Frankfurt (Reuters) - Aus Furcht vor einer schärferen Straffung der US-Geldpolitik als erwartet ziehen sich Anleger aus den europäischen Aktienmärkten zurück.

Dax und EuroStoxx50 fielen am Donnerstag um jeweils etwa eineinhalb Prozent auf 16.052,03 beziehungsweise 4323,64 Punkte. Der US-Standardwerteindex Dow Jones büßte 0,3 Prozent ein.

Auslöser dieser Verkäufe seien die Mitschriften der jüngsten Beratungen der US-Notenbank Fed, sagte Anlagestratege Michael Hewson vom Brokerhaus CMC Markets. "Was die Märkte scheinbar auf dem falschen Fuß erwischt hat, war die Diskussion um eine Reduzierung der Bilanz, also den Entzug von Liquidität."

Die Diskussion um das sogenannte Quantitative Tightening (QT) deute darauf hin, dass die Inflation der Fed-Führung größere Sorgen bereite als gedacht, sagte Neil Wilson, Chef-Analyst des Online-Brokers Markets.com. "Es ist noch nicht so lange her, da sahen sie Zinserhöhungen frühestens 2024 und QT wurde nicht einmal erwähnt."

Portfoliomanager Carlos de Sousa vom Vermögensverwalter Vontobel mahnte jedoch zur Besonnenheit. "Die Tatsache, dass sie Quantitative Tightening diskutieren, bedeutet nicht, dass sie es auch tun werden."

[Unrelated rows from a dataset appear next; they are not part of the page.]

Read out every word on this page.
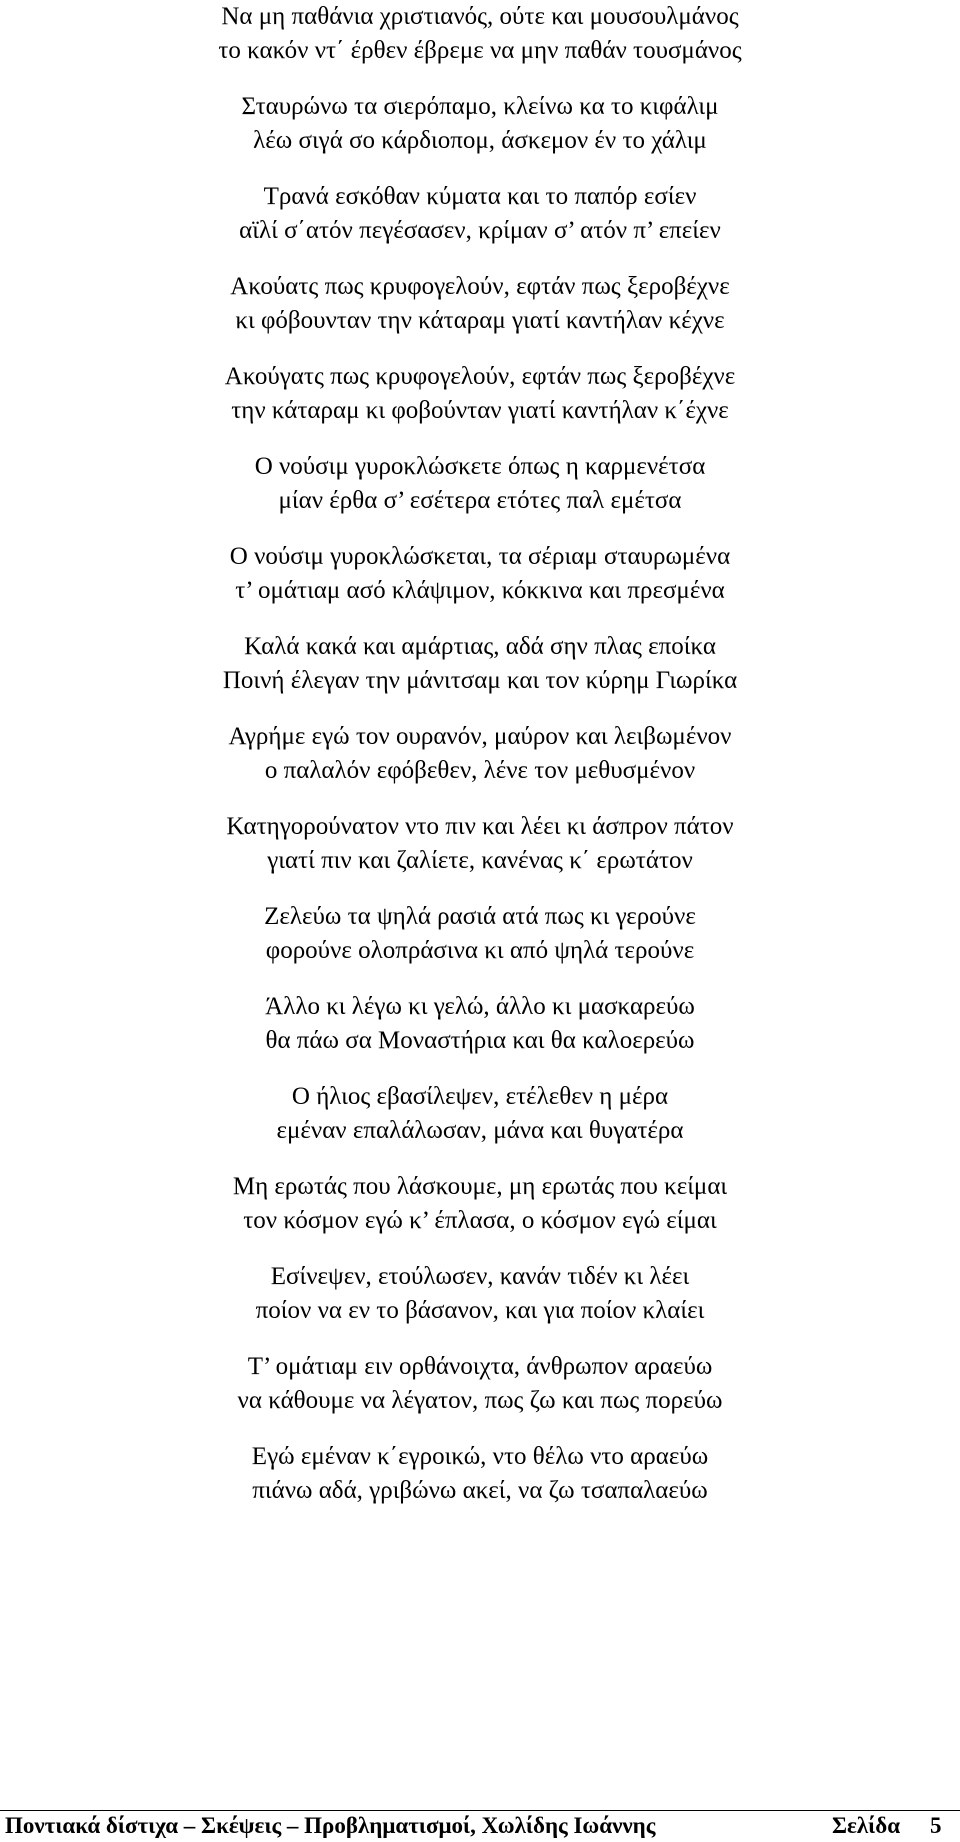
Να μη παθάνια χριστιανός, ούτε και μουσουλμάνος
το κακόν ντ΄ έρθεν έβρεμε να μην παθάν τουσμάνος
Σταυρώνω τα σιερόπαμο, κλείνω κα το κιφάλιμ
λέω σιγά σο κάρδιοπομ, άσκεμον έν το χάλιμ
Τρανά εσκόθαν κύματα και το παπόρ εσίεν
αϊλί σ΄ατόν πεγέσασεν, κρίμαν σ’ ατόν π’ επείεν
Ακούατς πως κρυφογελούν, εφτάν πως ξεροβέχνε
κι φόβουνταν την κάταραμ γιατί καντήλαν κέχνε
Ακούγατς πως κρυφογελούν, εφτάν πως ξεροβέχνε
την κάταραμ κι φοβούνταν γιατί καντήλαν κ΄έχνε
Ο νούσιμ γυροκλώσκετε όπως η καρμενέτσα
μίαν έρθα σ’ εσέτερα ετότες παλ εμέτσα
Ο νούσιμ γυροκλώσκεται, τα σέριαμ σταυρωμένα
τ’ ομάτιαμ ασό κλάψιμον, κόκκινα και πρεσμένα
Καλά κακά και αμάρτιας, αδά σην πλας εποίκα
Ποινή έλεγαν την μάνιτσαμ και τον κύρημ Γιωρίκα
Αγρήμε εγώ τον ουρανόν, μαύρον και λειβωμένον
ο παλαλόν εφόβεθεν, λένε τον μεθυσμένον
Κατηγορούνατον ντο πιν και λέει κι άσπρον πάτον
γιατί πιν και ζαλίετε, κανένας κ΄ ερωτάτον
Ζελεύω τα ψηλά ρασιά ατά πως κι γερούνε
φορούνε ολοπράσινα κι από ψηλά τερούνε
Άλλο κι λέγω κι γελώ, άλλο κι μασκαρεύω
θα πάω σα Μοναστήρια και θα καλοερεύω
Ο ήλιος εβασίλεψεν, ετέλεθεν η μέρα
εμέναν επαλάλωσαν, μάνα και θυγατέρα
Μη ερωτάς που λάσκουμε, μη ερωτάς που κείμαι
τον κόσμον εγώ κ’ έπλασα, ο κόσμον εγώ είμαι
Εσίνεψεν, ετούλωσεν, κανάν τιδέν κι λέει
ποίον να εν το βάσανον, και για ποίον κλαίει
Τ’ ομάτιαμ ειν ορθάνοιχτα, άνθρωπον αραεύω
να κάθουμε να λέγατον, πως ζω και πως πορεύω
Εγώ εμέναν κ΄εγροικώ, ντο θέλω ντο αραεύω
πιάνω αδά, γριβώνω ακεί, να ζω τσαπαλαεύω
Ποντιακά δίστιχα – Σκέψεις – Προβληματισμοί, Χωλίδης Ιωάννης	Σελίδα 5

BOND-RENDITEN ZIEHEN KRÄFTIG AN - GOLD UNTER DRUCK

Um ihre Wertpapierbestände abzubauen, kann eine Notenbank das Geld aus auslaufenden Anleihen nicht mehr reinvestieren oder aktiv verkaufen. Vor diesem Hintergrund flogen Staatsbonds aus den Depots. Dies trieb die Rendite der richtungweisenden zehnjährigen US-Treasuries auf ein Neun-Monats-Hoch von plus 1,753 Prozent. Ihre deutschen Pendants rentierten mit minus 0,031 Prozent so hoch wie zuletzt vor gut zweieinhalb Jahren.

Am Aktienmarkt gerieten vor allem Technologiewerte unter die Räder. Der europäische Branchenindex verbuchte mit einem Minus von 2,4 Prozent den größten Tagesverlust seit dem Kursrutsch nach dem Auftauchen der Omikron-Variante des Coronavirus Anfang Dezember zu. Eine steigende Inflation und höhere Zinsen entwerten Experten zufolge zukünftige Gewinne dieser wachstumsstarken Firmen. Die Aussicht auf eine straffere Geldpolitik machte auch die "Anti-Inflationswährung" Gold unattraktiver. Das Edelmetall gab ein Prozent auf 1790 Dollar je Feinunze (31,1 Gramm) nach.

ZINSERHÖHUNGSSPEKULATIONEN SCHIEBEN FINANZWERTE AN

Gefragt waren dagegen Finanzwerte, da ihnen in Phasen steigender Zinsen größere Gewinne winken. Der europäische Banken-Index stieg gegen den Trend um bis zu 1,1 Prozent auf ein Dreieinhalb-Jahres-Hoch von 153,20 Punkten. In den USA verbuchten Geldhäuser wie Bank of America, Citigroup und JPMorgan Kursgewinne von bis zu 3,2 Prozent.

Zu den Favoriten zählten auch die Aktien von ALD, die in Paris acht Prozent zulegten. Die Autoleasing-Firma will für 4,9 Milliarden Euro den Rivalen LeasePlan übernehmen. Das Unternehmen verspricht sich von dem Deal eine Verbesserung des Reingewinns um fünf Prozent ab 2024. Die Titel der ALD-Mutter Societe Generale (SocGen) gewannen 1,7 Prozent.

Mit dem Ölpreis ging es ebenfalls aufwärts. Die Sorte Brent aus der Nordsee verteuerte sich um zwei Prozent auf 82,37 Dollar je Barrel (159 Liter). Als einen Grund nannte Commerzbank-Analystin Barbara Lambrecht die Unruhen in Kasachstan. "Das Land stemmt derzeit immerhin eine Ölförderung von 1,6 Millionen Barrel pro Tag."